Oct 16 2008

When Parents Face A Serious Illness

Published by Laurie at 2:26 pm under Uncategorized

It seems when you are a kid you view your parent’s health in only one dimension…invincible. I remember feeling that way when I was younger. My father was always a hard working blue collar provider. He worked six days a week and never, (let me YELL this out,) ever complained. Unlike how many of us are today, we gripe about too many things. Life is not fair. It is not always easy. I think people have forgotten that concept.

When my parents were ill, it changed forever the way I remembered them. I know that sounds obvious, but I never thought of my parent’s health when I was very young. You just knew they were going to be around forever, live for a very, very long time. They just were there and did the same things and life was always happening around us, because of them.
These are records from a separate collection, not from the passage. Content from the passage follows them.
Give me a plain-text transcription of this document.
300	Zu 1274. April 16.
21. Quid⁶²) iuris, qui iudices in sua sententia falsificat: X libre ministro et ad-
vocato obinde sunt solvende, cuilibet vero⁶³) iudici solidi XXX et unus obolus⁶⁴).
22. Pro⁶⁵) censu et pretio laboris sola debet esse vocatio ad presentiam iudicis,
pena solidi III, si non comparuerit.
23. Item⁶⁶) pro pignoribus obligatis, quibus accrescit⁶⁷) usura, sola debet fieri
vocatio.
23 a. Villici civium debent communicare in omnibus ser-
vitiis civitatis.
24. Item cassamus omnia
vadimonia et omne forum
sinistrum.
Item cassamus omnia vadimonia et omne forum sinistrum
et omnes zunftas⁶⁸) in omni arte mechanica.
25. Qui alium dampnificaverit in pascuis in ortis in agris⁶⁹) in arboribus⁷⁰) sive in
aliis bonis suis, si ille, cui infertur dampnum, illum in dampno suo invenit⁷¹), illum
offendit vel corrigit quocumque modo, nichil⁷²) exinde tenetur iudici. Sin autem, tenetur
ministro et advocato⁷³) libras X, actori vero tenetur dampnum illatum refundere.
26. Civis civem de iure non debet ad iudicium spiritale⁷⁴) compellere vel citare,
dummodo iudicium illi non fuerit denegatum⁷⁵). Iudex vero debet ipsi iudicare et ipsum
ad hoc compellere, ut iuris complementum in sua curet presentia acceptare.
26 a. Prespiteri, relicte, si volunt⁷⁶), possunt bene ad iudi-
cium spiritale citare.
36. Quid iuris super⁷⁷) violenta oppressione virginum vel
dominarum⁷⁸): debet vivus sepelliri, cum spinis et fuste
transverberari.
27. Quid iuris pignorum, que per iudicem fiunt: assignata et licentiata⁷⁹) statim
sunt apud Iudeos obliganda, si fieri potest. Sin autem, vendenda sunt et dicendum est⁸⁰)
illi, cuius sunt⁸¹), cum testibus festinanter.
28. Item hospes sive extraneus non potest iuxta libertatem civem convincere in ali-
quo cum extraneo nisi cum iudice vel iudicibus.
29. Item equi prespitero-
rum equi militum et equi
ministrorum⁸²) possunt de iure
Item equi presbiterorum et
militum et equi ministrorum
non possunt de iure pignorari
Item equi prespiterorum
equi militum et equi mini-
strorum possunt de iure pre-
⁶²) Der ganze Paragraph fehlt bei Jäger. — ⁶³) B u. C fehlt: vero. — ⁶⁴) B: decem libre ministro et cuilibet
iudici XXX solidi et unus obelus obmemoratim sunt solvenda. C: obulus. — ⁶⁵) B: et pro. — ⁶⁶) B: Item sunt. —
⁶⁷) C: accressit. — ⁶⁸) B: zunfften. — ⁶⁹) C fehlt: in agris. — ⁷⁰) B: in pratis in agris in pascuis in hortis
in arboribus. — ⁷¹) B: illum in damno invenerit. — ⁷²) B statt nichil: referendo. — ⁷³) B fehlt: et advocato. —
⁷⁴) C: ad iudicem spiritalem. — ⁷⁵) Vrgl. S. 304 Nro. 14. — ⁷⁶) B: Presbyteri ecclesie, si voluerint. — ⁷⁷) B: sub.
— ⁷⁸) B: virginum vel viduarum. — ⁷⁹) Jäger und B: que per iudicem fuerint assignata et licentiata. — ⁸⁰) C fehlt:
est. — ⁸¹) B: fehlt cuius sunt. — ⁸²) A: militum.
They were loving and thoughtful parents and you could easily talk with them anytime. They were not materialistic people and I now cherish that more than ever. What was life like back then, when people came over for coffee and just visited?

I had a life altering surgery in 2007, and my life too changed it’s course in ways I would not have expected. Great things happened like getting married and having new in-laws/great grandparents (which I so dearly miss). However, tough things happened too, like never being able to work at what I loved doing, all my life. The biggest change came when I lost my house due to my unemployment and had to move far away from my own kids. That was very hard to do. So, I adjusted and had to regroup and look ahead. I know my story is not as devastating as someone with a terminal illness or loss of limbs. I can’t use my body the way I used to, their are severe limitations. I can’t laugh out loud and sing the way I used to, but I can speak, just quietly. My own kids knew I was told I needed this surgery but none of us realized my life would be changed so permanently. I am 53 and I was not prepared for such abrupt differences in my health. Yet, this is what life seems to do to us sometimes, brings us the unexpected.

You have to be a very optimistic person and be so grateful for what you have, the love of family and friends. You have to learn to be patient and accept some truths. Illnesses changes the dynamics of a family, you get scared then you get frustrated, then even angry. Then you learn to cope. My message on this post is to love your life, change your life, do something positive, and embrace where you are or where you need to go. It all can change in an instant. Tell your loved ones you love them and appreciate them and live your life being your best person. Be kind to others and treat one another with respect. Life is short. Feel happier. Give our kids those important “Life Lessons” and be real as a parent. Someday our children will be faced with a parent’s health crisis, and we as parents don’t need them to “fix” the situation, but we need them to be able to cope with maturity and love and compassion. This is why we need to teach them Life is not always fair and easy. You do not get everything you want, nor should you. Compassion and love will get you through these tough times. so please teach that to your children.